Here, a simple S1 to S2 paradigm where cues (S1) predict with 68.2% validity the category of the upcoming sound (S2), which is either neutral or aversive, is used. Unlike previous studies that suffer from low number of participants—for example, Takeuchi et al. (2005) tested 11 participants, while Donkers and van Boxtel (2005) recruited 16 participants—we recorded anticipatory signals in a sample of over 30 people. Previous studies failed to account for the role of attention in the generation of affective anticipatory potentials. Here, attention is controlled for by the introduction of catch trials that require a motor response, which happen equally in the affective and neutral condition. Although arousal is inherently different between aversive and neutral sounds, this is minimized by directing participants’ attention to an irrelevant task unrelated to the affective valence of the stimuli. To localize the sources of the anticipatory potentials, a Bayesian approach is used—Multiple Sparse Priors (MSP) (Friston et al. 2008)—which is known to perform better than previous models (Hyder et al. 2014; Jatoi et al. 2016). If anticipatory potentials do not solely represent recruitment of attentional resources, but are also an index of emotional anticipation, recorded cortical potentials will differ in amplitude and/or sources according to the valence of the predicted stimuli. On the other hand, if attention is the main or sole determinant of these SCPs (SPN/CNV), amplitude will be modulated by successful recruitment of attentional resources as measured by reaction times to catch trials.

Materials and methods

Participants

Data from 35 participants (14 males) were analyzed. Participants’ age ranged from 18 to 40 years (mean ± standard deviation [SD]: 25.67 ± 7.16).
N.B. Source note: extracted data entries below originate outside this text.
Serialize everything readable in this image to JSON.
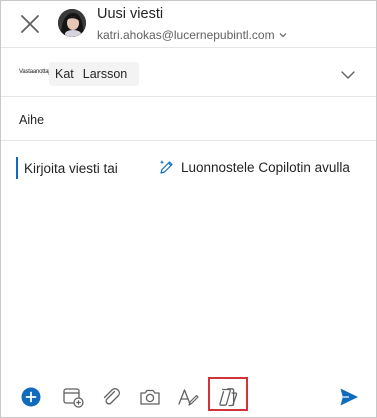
{
  "header": {
    "title": "Uusi viesti",
    "from_email": "katri.ahokas@lucernepubintl.com"
  },
  "to_row": {
    "label": "Vastaanottaja",
    "recipient_first": "Kat",
    "recipient_last": "Larsson"
  },
  "subject": {
    "placeholder": "Aihe"
  },
  "body": {
    "prompt": "Kirjoita viesti tai",
    "copilot_link": "Luonnostele Copilotin avulla"
  },
  "colors": {
    "accent": "#0f6cbd",
    "highlight": "#d13438"
  },
  "toolbar": {
    "icons": [
      "add-icon",
      "calendar-add-icon",
      "attach-icon",
      "camera-icon",
      "format-icon",
      "copilot-icon",
      "send-icon"
    ]
  }
}
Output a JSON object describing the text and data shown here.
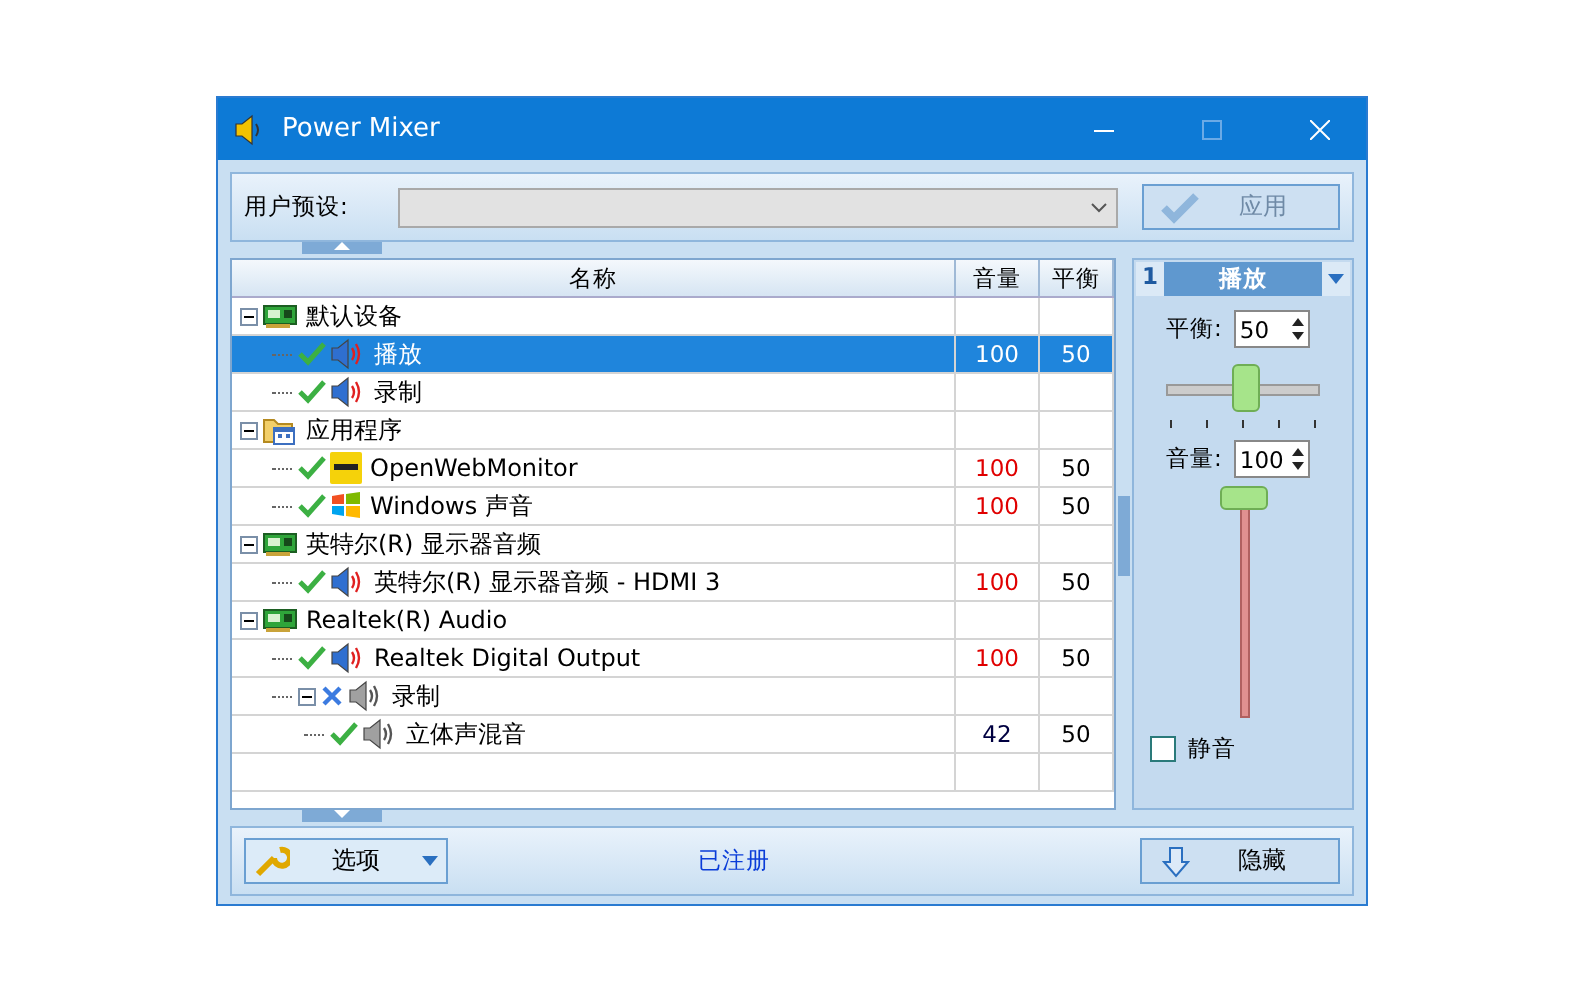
{
  "window": {
    "title": "Power Mixer"
  },
  "preset": {
    "label": "用户预设:",
    "apply_button": "应用",
    "disabled": true
  },
  "tree": {
    "columns": [
      "名称",
      "音量",
      "平衡"
    ],
    "items": [
      {
        "kind": "device",
        "label": "默认设备",
        "expanded": true,
        "children": [
          {
            "kind": "speaker",
            "label": "播放",
            "checked": true,
            "selected": true,
            "active": true,
            "volume": "100",
            "color": "#ffffff",
            "balance": "50"
          },
          {
            "kind": "speaker",
            "label": "录制",
            "checked": true,
            "selected": false,
            "active": true
          }
        ]
      },
      {
        "kind": "folder",
        "label": "应用程序",
        "expanded": true,
        "children": [
          {
            "kind": "app-yellow",
            "label": "OpenWebMonitor",
            "checked": true,
            "selected": false,
            "volume": "100",
            "color": "#e00000",
            "balance": "50"
          },
          {
            "kind": "app-windows",
            "label": "Windows 声音",
            "checked": true,
            "selected": false,
            "volume": "100",
            "color": "#e00000",
            "balance": "50"
          }
        ]
      },
      {
        "kind": "device",
        "label": "英特尔(R) 显示器音频",
        "expanded": true,
        "children": [
          {
            "kind": "speaker",
            "label": "英特尔(R) 显示器音频 - HDMI 3",
            "checked": true,
            "selected": false,
            "active": true,
            "volume": "100",
            "color": "#e00000",
            "balance": "50"
          }
        ]
      },
      {
        "kind": "device",
        "label": "Realtek(R) Audio",
        "expanded": true,
        "children": [
          {
            "kind": "speaker",
            "label": "Realtek Digital Output",
            "checked": true,
            "selected": false,
            "active": true,
            "volume": "100",
            "color": "#e00000",
            "balance": "50"
          },
          {
            "kind": "speaker",
            "label": "录制",
            "checked": false,
            "selected": false,
            "active": false,
            "expanded": true,
            "children": [
              {
                "kind": "speaker",
                "label": "立体声混音",
                "checked": true,
                "selected": false,
                "active": false,
                "volume": "42",
                "color": "#000040",
                "balance": "50"
              }
            ]
          }
        ]
      }
    ]
  },
  "panel": {
    "number": "1",
    "title": "播放",
    "balance_label": "平衡:",
    "balance_value": "50",
    "balance_slider": {
      "level": 0.5
    },
    "volume_label": "音量:",
    "volume_value": "100",
    "volume_slider": {
      "level": 1.0
    },
    "mute_label": "静音",
    "mute_checked": false
  },
  "bottom": {
    "options_button": "选项",
    "status": "已注册",
    "hide_button": "隐藏"
  }
}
To take part, participants were required to be right-handed, aged between 18 and 40, have normal hearing and normal or corrected-to-normal vision, no history of neurological, psychological, or psychiatric disorders, and to not be taking any psychotropic drugs or neuroactive medication. The study was approved by Newcastle University’s Faculty of Medical Sciences Ethics Committee (Reference number: 1418/732/2017), and written informed consent was obtained from all participants before the start of the study. All volunteers were provided with an inconvenience allowance of £15 for their time.

Experimental paradigm

Two visual cues preceded the presentation of two 1-second-long sounds: either a “neutral” water sound (brook) or an “aversive” scratching sound (fork on bottle). The aversive sound was a scratching sound perceived as highly aversive of a fork scratching a bottle adapted from Kumar et al. (2008), while the neutral sound was a shortened version of sound 172 (Brook) from the IADS-2 (Bradley and Lang 2007), adapted from Kumar et al. (2008). Normative subjective ratings of these sounds (2-seconds long) from Kumar et al. (2008) are 7.84 and 0.85 for the scratching and water sounds, respectively, on an unpleasantness scale 0–9. The cues were the letters “X” or “Y” and had a 68.2% predictive validity, meaning each cue was followed by one of the sounds 68.2% of the time (congruent trials), and followed by the other sound 22.7% of the time (incongruent trials). On the remaining trials (9.1%), the cues were followed by a “catch-sound.” The association of each cue with either the neutral (water) sound or the aversive (scratching) sound was counterbalanced across participants. Participants were informed one of the cues tended to be followed by the aversive sound, but the exact probabilities and the identity of said cue were not provided. The cue was presented one second before sound onset and remained on screen while the sound was playing such that its offset aligned to sound offset. A new trial started between 1.3 and 1.5 seconds after sound offset. The trial structure is depicted in Fig. 1.

Fig. 1.

Fig. 1

Trial structure. The visual cue was presented one second before sound onset for a total of two seconds. Sound and cue offset were aligned, and a new trial started 1.3 s to 1.5 s after offset (ITI: Inter-trial interval).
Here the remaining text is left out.